“If you wanted 100 folding chairs and music stands for a string section— no problem,” he says. “But there were no instrument cables over ten feet! And I had to be careful about pointing out problems because of the culture there. A technical issue might be taken as a personal criticism. In general, the engineers dictate how the artists do things. So the fact that we listened to the band’s suggestions set a standard for what they should demand for themselves in the future.”
Hardgroove found a more congenial environment at A-String Entertainment studios. “It was beautiful,” he says. “Granite floors, wood accents, big glass doors, a Neve Capricorn, and a Taiwanese owner who had been working all night long. It was a much more passion-driven environment. The woman who showed us around was a singer, and into the music culture, so we didn’t feel like we were being looked down upon because of the genre of music we were doing.”
As to the music itself, Hardgroove says, “All these guys are incredible players. The only issue we had was I needed to show the singer/bassist some bass techniques for recording— like when going from an A to E, don’t go from one open string to another. You play the A on the E string. We also had an arrangement with Gibson where the band could pick what they wanted for recording from the local showroom. They chose a Thunderbird bass, a 1960 Les Paul reissue, and an Explorer. On the T-Bird—which has a hollow center—I encouraged the bassist to use the neck pickup instead of the bridge to get more low end.
But aside from a few tweaks, it took a lot less to get something out of them than most bands I’ve produced. And they were playing great stuff—interesting changes, with a depth of harmonic knowledge that kids in the U.S. don’t have. They mixed genres seamlessly—’50s, Metallica, AC/DC, Clash—
but they also had their own voice.” There were a few modern technical gaps, however. “Take tuning,”

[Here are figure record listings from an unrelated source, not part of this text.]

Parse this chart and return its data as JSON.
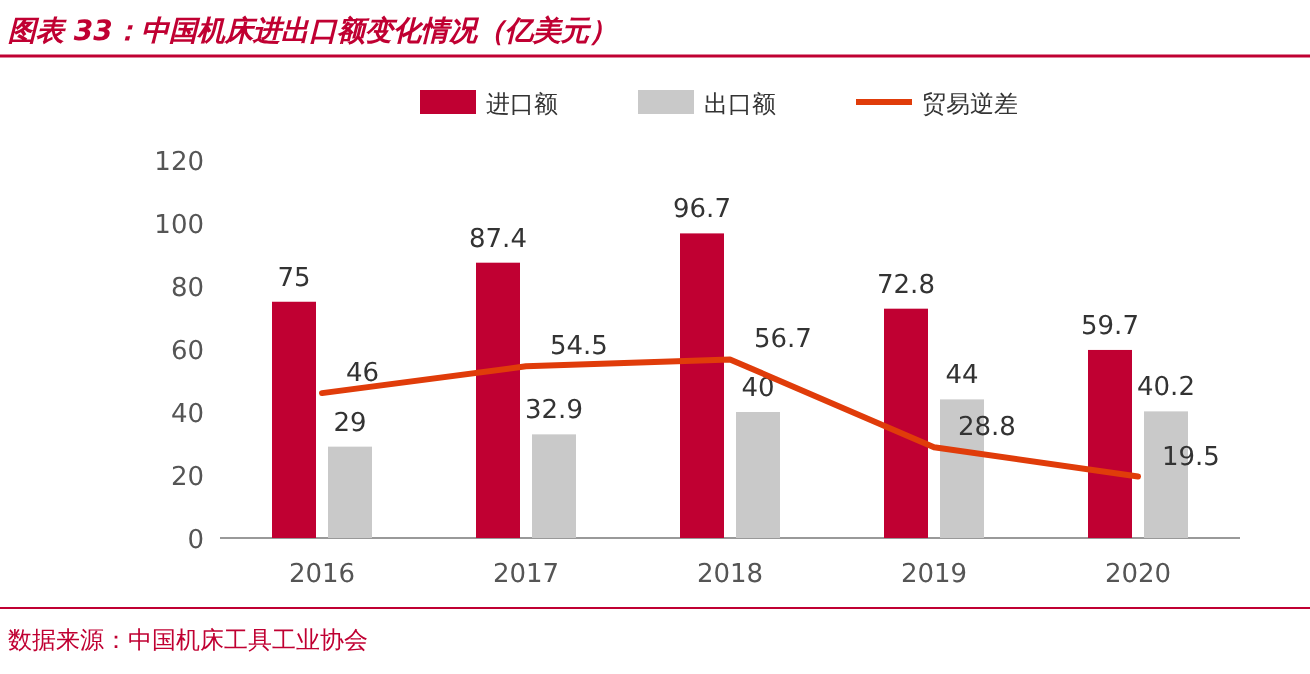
{
  "chart_data": {
    "type": "bar",
    "title": "图表 33：中国机床进出口额变化情况（亿美元）",
    "categories": [
      "2016",
      "2017",
      "2018",
      "2019",
      "2020"
    ],
    "series": [
      {
        "name": "进口额",
        "color": "#c00032",
        "values": [
          75,
          87.4,
          96.7,
          72.8,
          59.7
        ]
      },
      {
        "name": "出口额",
        "color": "#c9c9c9",
        "values": [
          29,
          32.9,
          40,
          44,
          40.2
        ]
      },
      {
        "name": "贸易逆差",
        "type": "line",
        "color": "#e03c0a",
        "values": [
          46,
          54.5,
          56.7,
          28.8,
          19.5
        ]
      }
    ],
    "ylim": [
      0,
      120
    ],
    "yticks": [
      0,
      20,
      40,
      60,
      80,
      100,
      120
    ],
    "grid": false,
    "legend": "top",
    "data_labels": true,
    "annotations": [
      "数据来源：中国机床工具工业协会"
    ]
  }
}
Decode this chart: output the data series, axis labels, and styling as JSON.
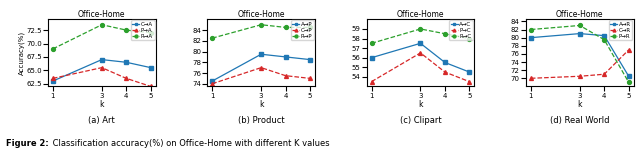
{
  "title": "Office-Home",
  "xlabel": "k",
  "ylabel": "Accuracy(%)",
  "x": [
    1,
    3,
    4,
    5
  ],
  "subplots": [
    {
      "subtitle": "(a) Art",
      "legend": [
        "C→A",
        "P→A",
        "R→A"
      ],
      "blue": [
        63.0,
        67.0,
        66.5,
        65.5
      ],
      "red": [
        63.5,
        65.5,
        63.5,
        62.0
      ],
      "green": [
        69.0,
        73.5,
        72.5,
        72.0
      ],
      "ylim": [
        62.0,
        74.5
      ],
      "yticks": [
        62.5,
        65.0,
        67.5,
        70.0,
        72.5
      ]
    },
    {
      "subtitle": "(b) Product",
      "legend": [
        "A→P",
        "C→P",
        "R→P"
      ],
      "blue": [
        74.5,
        79.5,
        79.0,
        78.5
      ],
      "red": [
        74.0,
        77.0,
        75.5,
        75.0
      ],
      "green": [
        82.5,
        85.0,
        84.5,
        84.5
      ],
      "ylim": [
        73.5,
        86.0
      ],
      "yticks": [
        74,
        76,
        78,
        80,
        82,
        84
      ]
    },
    {
      "subtitle": "(c) Clipart",
      "legend": [
        "A→C",
        "P→C",
        "R→C"
      ],
      "blue": [
        56.0,
        57.5,
        55.5,
        54.5
      ],
      "red": [
        53.5,
        56.5,
        54.5,
        53.5
      ],
      "green": [
        57.5,
        59.0,
        58.5,
        58.0
      ],
      "ylim": [
        53.0,
        60.0
      ],
      "yticks": [
        54,
        55,
        56,
        57,
        58,
        59
      ]
    },
    {
      "subtitle": "(d) Real World",
      "legend": [
        "A→R",
        "C→R",
        "P→R"
      ],
      "blue": [
        80.0,
        81.0,
        80.5,
        70.5
      ],
      "red": [
        70.0,
        70.5,
        71.0,
        77.0
      ],
      "green": [
        82.0,
        83.0,
        79.5,
        69.0
      ],
      "ylim": [
        68.0,
        84.5
      ],
      "yticks": [
        70,
        72,
        74,
        76,
        78,
        80,
        82,
        84
      ]
    }
  ],
  "caption_bold": "Figure 2:",
  "caption_rest": " Classification accuracy(%) on Office-Home with different K values"
}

notes Hardgroove. “They didn’t own any tuners before we came. They tuned everything by ear. We tried to find a Boss tuner, and then we had to remind them constantly to tune up before a take. We wanted to raise the standards a bit. Even slightly out-of-tune records sound weak instead of powerful.”
Punch-ins were also a bit unusual. According to engineer Michael Chavez: “They did punches as an
entire band—not individual parts— because that kept a better vibe. We’d want them to keep going, and just punch the part, but they’d stop, then go ahead and pick up from where they left off. Besides, there
was no timing reference on which to base the punches on because there was no click track.”
For Hardgroove, that was a conscious decision.
“We wanted to make a rock record,” he says. “No click track. No, ‘Hey, we’ll replace that later.’ That’s
what happens when technical people start making the call, and I’m a music guy. It was a real pleasure working with the band, because they were good enough players that they nailed the way I wanted the record to sound.” As to the rock scene in general, Hardgroove notes, “The problem isn’t so much low standards, as no standards.
Many things that we take for granted don’t exist there—at least not yet. None of our reference points
mean anything in China, and the sooner you realize that, the better.”
So would Hardgroove go back?
“Absolutely! Everyone was really friendly. But what’s most important is that music really matters to these kids. When you appreciate that only a few decades ago they might have been killed for what they are doing now, you recognize the huge changes that are happening. It’s great to be able to show them a thing or two to help them on their way. But I think the generation of musicians coming up in China might have a few things they can show us, too.”